Scylla Enterprise Release 2019.1.0

The Scylla team is pleased to announce the release of Scylla Enterprise 2019.1.0, a production-ready Scylla Enterprise major release.

The Scylla Enterprise 2019.1 release is based on Scylla Open Source 3.0, inheriting features from that release, and also add new features which are only offered to our Scylla Enterprise customers. Scylla Enterprise 2019.1 includes backported bug fixes from upstream releases and master.

Related Links

Scylla Enterprise customers are encouraged to upgrade to Scylla Enterprise 2019.1, and are welcome to contact our Support Team with questions.

New Distribution Support

Scylla Enterprise packages are newly available for:

  • Debian 9
  • Ubuntu 18.04

Deprecated

Scylla Enterprise for:

  • Ubuntu 14
  • Debian 8

Note that Scylla Enterprise 2019.1 is not supported Ubuntu 14 and Debian 8. If you are using Ubuntu 14, or Debian 8 please contact Scylla support for help to upgrade to a later OS release.

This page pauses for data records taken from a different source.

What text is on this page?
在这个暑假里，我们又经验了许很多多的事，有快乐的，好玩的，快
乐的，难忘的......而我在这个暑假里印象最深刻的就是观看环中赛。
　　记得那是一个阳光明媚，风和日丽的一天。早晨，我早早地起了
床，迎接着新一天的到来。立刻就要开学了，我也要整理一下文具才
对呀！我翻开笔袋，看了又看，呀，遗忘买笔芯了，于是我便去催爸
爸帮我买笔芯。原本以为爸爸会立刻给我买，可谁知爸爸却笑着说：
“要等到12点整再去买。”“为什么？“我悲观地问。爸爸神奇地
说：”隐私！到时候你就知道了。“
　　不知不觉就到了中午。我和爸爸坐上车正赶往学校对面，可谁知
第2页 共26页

Additional AWS EC2 instance type

Scylla Enterprise 2019.1 AMI is optimized to work with AWS EC2 i3 instances, now including i3.metal #620

New features In 2019.1

Scylla 2019.1 will include all the Scylla Enterprise features of previous releases, including Auditing and In-Memory Tables, in addition, it will include the following, new, Scylla Enterprise only features:

Workload Prioritization – Technology Preview

Scylla Enterprise will enable its users to safely prioritize different workloads. For example, a user may balance real-time operational workloads with big-data analytical workloads within a single database cluster. Online Transaction Processing (OLTP) and Online Analytical Processing (OLAP) have very different data access patterns and characteristics. OLTP involves many small and varied transactions, including mixed writes, updates, and reads, with a high sensitivity to latency. In contrast, OLAP emphasizes the throughput of broad scans across datasets. By introducing capabilities that isolate workloads, Scylla Enterprise will uniquely support simultaneous OLTP and OLAP workloads without sacrificing latency or throughput. Note that workload prioritization can be used to differentiate between any two or more different workloads (for example, different OLTP workloads with different priorities or SLAs).

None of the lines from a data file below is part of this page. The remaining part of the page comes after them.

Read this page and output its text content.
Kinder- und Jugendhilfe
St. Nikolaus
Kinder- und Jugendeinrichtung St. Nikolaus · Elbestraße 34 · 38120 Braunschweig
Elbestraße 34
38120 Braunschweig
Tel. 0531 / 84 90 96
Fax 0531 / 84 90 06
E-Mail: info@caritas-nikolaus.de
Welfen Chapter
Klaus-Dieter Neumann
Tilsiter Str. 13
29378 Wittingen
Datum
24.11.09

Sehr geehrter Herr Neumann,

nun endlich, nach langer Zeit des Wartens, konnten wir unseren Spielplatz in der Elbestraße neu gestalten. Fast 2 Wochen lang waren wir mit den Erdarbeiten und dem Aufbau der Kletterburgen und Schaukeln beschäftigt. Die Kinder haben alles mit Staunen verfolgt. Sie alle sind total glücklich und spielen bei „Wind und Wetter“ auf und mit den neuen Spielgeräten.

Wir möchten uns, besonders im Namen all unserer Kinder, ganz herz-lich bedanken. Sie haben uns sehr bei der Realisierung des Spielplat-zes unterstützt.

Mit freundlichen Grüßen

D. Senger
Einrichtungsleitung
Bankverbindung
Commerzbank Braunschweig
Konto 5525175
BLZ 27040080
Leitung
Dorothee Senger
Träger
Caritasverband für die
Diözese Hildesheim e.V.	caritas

Technology Preview features are product innovations that require real-world field use, customer validation, and feedback to ensure their functionality, quality and performance meet customer expectations. Your feedback will help influence their development and maturation. We caution users against enabling them in a production environment without significant internal testing and validation for their use case and workload.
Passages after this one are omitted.